Es gibt eine neue Krimi-Ermittlerin im Rhein-Main-Gebiet. In ihrem ersten Fall in „Keine feine Gesellschaft“ (fhl Verlag, Leipzig) ermittelt die Ex-Kommissarin Eva Ritter in Eschborn, Kronberg und am Feldberg im Taunus.
Denn ihre Recherchen in der Kleinstadt und der Finanzelite am Rande der Bankenmetropole führen Eva Ritter in ein Netz aus Filz und Korruption vor dem Hintergrund der weltweiten Finanzkrise.

Der Eschborner Autor und Frankfurter Wirtschaftsjournalist Olaf Kolbrück beschreibt mit
präzise gezeichnetem Lokalkolorit und unaufdringlichem gesellschaftlichem Anspruch einen Doppelmord im Finanzmilieu.

Die Hauptfigur Eva Ritter leidet zudem unter einer seltenen und zu Beginn des Romans noch unklaren Krankheit. Wie sie sich durch Ärztezimmer kämpft und mit ihrer im Kern unheilbaren Krankheit Morbus Pompe umgeht, thematisiert nicht nur die Misere von Krankheiten, die für eine Erforschung zu unwirtschaftlich sind, sondern macht auch Mut.

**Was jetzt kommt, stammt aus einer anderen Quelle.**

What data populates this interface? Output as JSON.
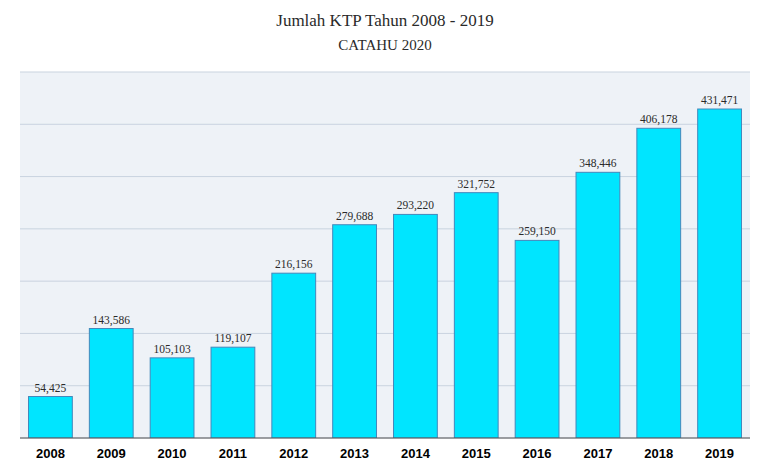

Als Eschborner und Wirtschaftsjournalist gelingt Olaf Kolbrück dabei mit präziser, schnörkelloser Schreibe auch ein gelungenes Porträt von Menschen und den „besseren Kreisen“. Auch das persönliche Desaster von Eva Ritter ist durchaus von Optimismus und Humor geprägt.